Overview of Scheme

This chapter gives an overview of Scheme’s semantics. The purpose of this overview is to explain enough about the basic concepts of the language to facilitate understanding of the subsequent chapters of the report, which are organized as a reference manual. Consequently, this overview is not a complete introduction to the language, nor is it precise in all respects or normative in any way.

Following Algol, Scheme is a statically scoped programming language. Each use of a variable is associated with a lexically apparent binding of that variable.

Scheme has latent as opposed to manifest types [46]. Types are associated with values (also called objects) rather than with variables. (Some authors refer to languages with latent types as untyped, weakly typed or dynamically typed languages.) Other languages with latent types are Python, Ruby, Smalltalk, and other dialects of Lisp. Languages with manifest types (sometimes referred to as strongly typed or statically typed languages) include Algol 60, C, C#, Java, Haskell, and ML.

All objects created in the course of a Scheme computation, including procedures and continuations, have unlimited extent.

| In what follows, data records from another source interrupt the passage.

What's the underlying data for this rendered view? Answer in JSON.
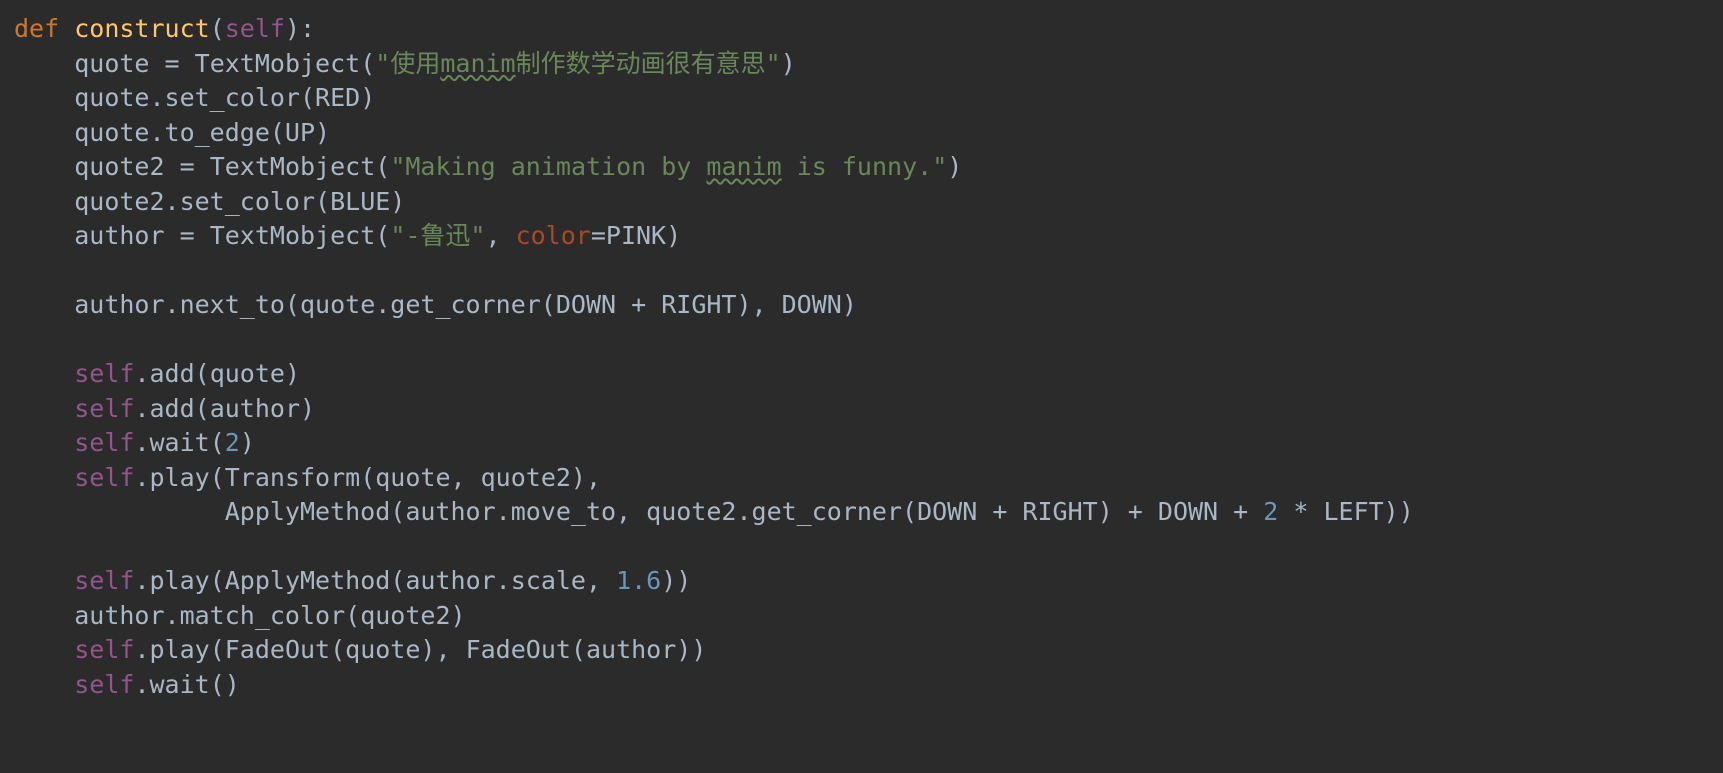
{
  "code": {
    "l1": {
      "kw": "def ",
      "fn": "construct",
      "p1": "(",
      "self": "self",
      "p2": "):"
    },
    "l2": {
      "indent": "    ",
      "v": "quote ",
      "eq": "=",
      "sp": " TextMobject(",
      "s_open": "\"",
      "s_a": "使用",
      "s_squig": "manim",
      "s_b": "制作数学动画很有意思",
      "s_close": "\"",
      "p": ")"
    },
    "l3": {
      "indent": "    ",
      "txt": "quote.set_color(RED)"
    },
    "l4": {
      "indent": "    ",
      "txt": "quote.to_edge(UP)"
    },
    "l5": {
      "indent": "    ",
      "v": "quote2 ",
      "eq": "=",
      "sp": " TextMobject(",
      "s_open": "\"",
      "s_a": "Making animation by ",
      "s_squig": "manim",
      "s_b": " is funny.",
      "s_close": "\"",
      "p": ")"
    },
    "l6": {
      "indent": "    ",
      "txt": "quote2.set_color(BLUE)"
    },
    "l7": {
      "indent": "    ",
      "v": "author ",
      "eq": "=",
      "sp": " TextMobject(",
      "s1": "\"-鲁迅\"",
      "comma": ", ",
      "kwarg": "color",
      "eq2": "=",
      "val": "PINK)"
    },
    "l8": {
      "blank": ""
    },
    "l9": {
      "indent": "    ",
      "txt": "author.next_to(quote.get_corner(DOWN + RIGHT), DOWN)"
    },
    "l10": {
      "blank": ""
    },
    "l11": {
      "indent": "    ",
      "self": "self",
      "rest": ".add(quote)"
    },
    "l12": {
      "indent": "    ",
      "self": "self",
      "rest": ".add(author)"
    },
    "l13": {
      "indent": "    ",
      "self": "self",
      "rest": ".wait(",
      "num": "2",
      "p": ")"
    },
    "l14": {
      "indent": "    ",
      "self": "self",
      "rest": ".play(Transform(quote, quote2),"
    },
    "l15": {
      "indent": "              ",
      "txt": "ApplyMethod(author.move_to, quote2.get_corner(DOWN + RIGHT) + DOWN + ",
      "num": "2",
      "rest2": " * LEFT))"
    },
    "l16": {
      "blank": ""
    },
    "l17": {
      "indent": "    ",
      "self": "self",
      "rest": ".play(ApplyMethod(author.scale, ",
      "num": "1.6",
      "p": "))"
    },
    "l18": {
      "indent": "    ",
      "txt": "author.match_color(quote2)"
    },
    "l19": {
      "indent": "    ",
      "self": "self",
      "rest": ".play(FadeOut(quote), FadeOut(author))"
    },
    "l20": {
      "indent": "    ",
      "self": "self",
      "rest": ".wait()"
    }
  }
}
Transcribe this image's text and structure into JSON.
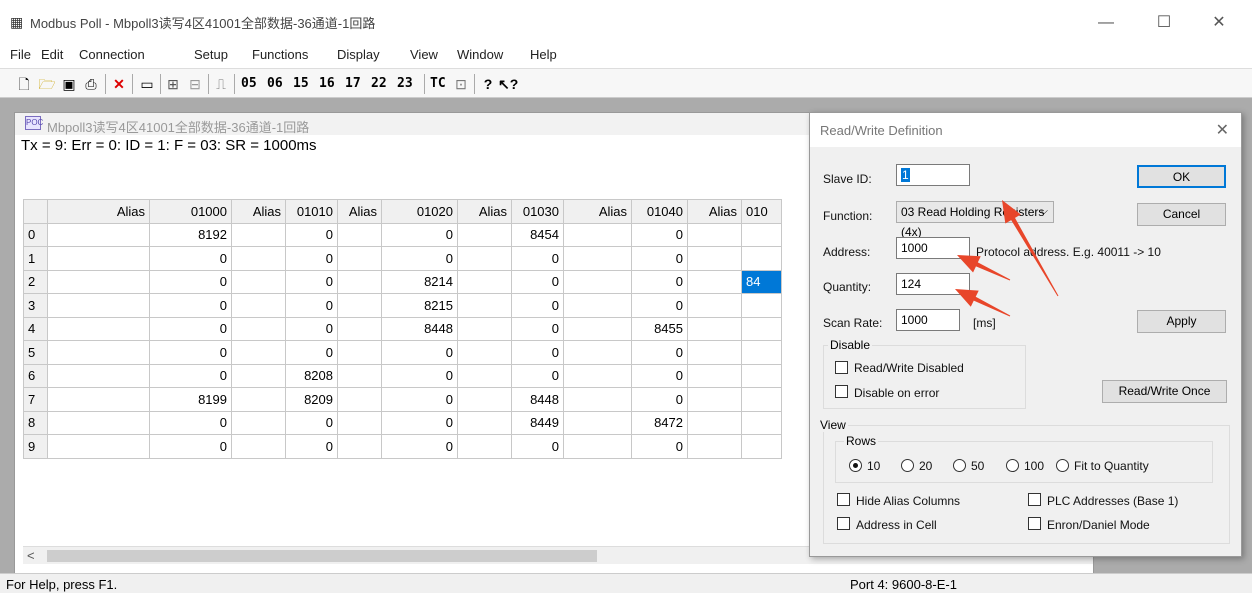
{
  "window": {
    "title": "Modbus Poll - Mbpoll3读写4区41001全部数据-36通道-1回路",
    "minimize": "—",
    "maximize": "☐",
    "close": "✕"
  },
  "menu": [
    "File",
    "Edit",
    "Connection",
    "Setup",
    "Functions",
    "Display",
    "View",
    "Window",
    "Help"
  ],
  "toolbar": {
    "codes": [
      "05",
      "06",
      "15",
      "16",
      "17",
      "22",
      "23"
    ],
    "tc_label": "TC"
  },
  "child": {
    "title": "Mbpoll3读写4区41001全部数据-36通道-1回路",
    "status_line": "Tx = 9: Err = 0: ID = 1: F = 03: SR = 1000ms",
    "columns": [
      "Alias",
      "01000",
      "Alias",
      "01010",
      "Alias",
      "01020",
      "Alias",
      "01030",
      "Alias",
      "01040",
      "Alias",
      "010"
    ],
    "rows": [
      {
        "index": "0",
        "cells": [
          "",
          "8192",
          "",
          "0",
          "",
          "0",
          "",
          "8454",
          "",
          "0",
          "",
          ""
        ]
      },
      {
        "index": "1",
        "cells": [
          "",
          "0",
          "",
          "0",
          "",
          "0",
          "",
          "0",
          "",
          "0",
          "",
          ""
        ]
      },
      {
        "index": "2",
        "cells": [
          "",
          "0",
          "",
          "0",
          "",
          "8214",
          "",
          "0",
          "",
          "0",
          "",
          "84"
        ]
      },
      {
        "index": "3",
        "cells": [
          "",
          "0",
          "",
          "0",
          "",
          "8215",
          "",
          "0",
          "",
          "0",
          "",
          ""
        ]
      },
      {
        "index": "4",
        "cells": [
          "",
          "0",
          "",
          "0",
          "",
          "8448",
          "",
          "0",
          "",
          "8455",
          "",
          ""
        ]
      },
      {
        "index": "5",
        "cells": [
          "",
          "0",
          "",
          "0",
          "",
          "0",
          "",
          "0",
          "",
          "0",
          "",
          ""
        ]
      },
      {
        "index": "6",
        "cells": [
          "",
          "0",
          "",
          "8208",
          "",
          "0",
          "",
          "0",
          "",
          "0",
          "",
          ""
        ]
      },
      {
        "index": "7",
        "cells": [
          "",
          "8199",
          "",
          "8209",
          "",
          "0",
          "",
          "8448",
          "",
          "0",
          "",
          ""
        ]
      },
      {
        "index": "8",
        "cells": [
          "",
          "0",
          "",
          "0",
          "",
          "0",
          "",
          "8449",
          "",
          "8472",
          "",
          ""
        ]
      },
      {
        "index": "9",
        "cells": [
          "",
          "0",
          "",
          "0",
          "",
          "0",
          "",
          "0",
          "",
          "0",
          "",
          ""
        ]
      }
    ],
    "scroll_left": "<"
  },
  "statusbar": {
    "help": "For Help, press F1.",
    "port": "Port 4: 9600-8-E-1"
  },
  "dialog": {
    "title": "Read/Write Definition",
    "close": "✕",
    "slave_id_label": "Slave ID:",
    "slave_id_value": "1",
    "function_label": "Function:",
    "function_value": "03 Read Holding Registers (4x)",
    "address_label": "Address:",
    "address_value": "1000",
    "address_hint": "Protocol address. E.g. 40011 -> 10",
    "quantity_label": "Quantity:",
    "quantity_value": "124",
    "scan_rate_label": "Scan Rate:",
    "scan_rate_value": "1000",
    "scan_rate_unit": "[ms]",
    "ok": "OK",
    "cancel": "Cancel",
    "apply": "Apply",
    "read_write_once": "Read/Write Once",
    "disable_group": "Disable",
    "rw_disabled": "Read/Write Disabled",
    "disable_on_error": "Disable on error",
    "view_group": "View",
    "rows_group": "Rows",
    "row_options": [
      "10",
      "20",
      "50",
      "100",
      "Fit to Quantity"
    ],
    "row_selected": "10",
    "hide_alias": "Hide Alias Columns",
    "plc_addresses": "PLC Addresses (Base 1)",
    "address_in_cell": "Address in Cell",
    "enron_daniel": "Enron/Daniel Mode"
  },
  "annotation_color": "#e8462a"
}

No Scheme object is ever destroyed. The reason that implementations of Scheme do not (usually!) run out of storage is that they are permitted to reclaim the storage occupied by an object if they can prove that the object cannot possibly matter to any future computation. Other languages in which most objects have unlimited extent include C#, Java, Haskell, most Lisp dialects, ML, Python, Ruby, and Smalltalk.

Implementations of Scheme are required to be properly tail-recursive. This allows the execution of an iterative computation in constant space, even if the iterative computation is described by a syntactically recursive procedure. Thus with a properly tail-recursive implementation, iteration can be expressed using the ordinary procedure-call mechanics, so that special iteration constructs are useful only as syntactic sugar. See section 4.9.

Scheme was one of the first languages to support procedures as objects in their own right. Procedures can be created dynamically, stored in data structures, returned as results of procedures, and so on. Other languages with these properties include Common Lisp, Haskell, ML, Ruby, and Smalltalk.

One distinguishing feature of Scheme is that continuations, which in most other languages only operate behind the scenes, also have “first-class” status. Continuations are useful for implementing a wide variety of advanced control constructs, including non-local exits, backtracking, and coroutines. See section 9.16.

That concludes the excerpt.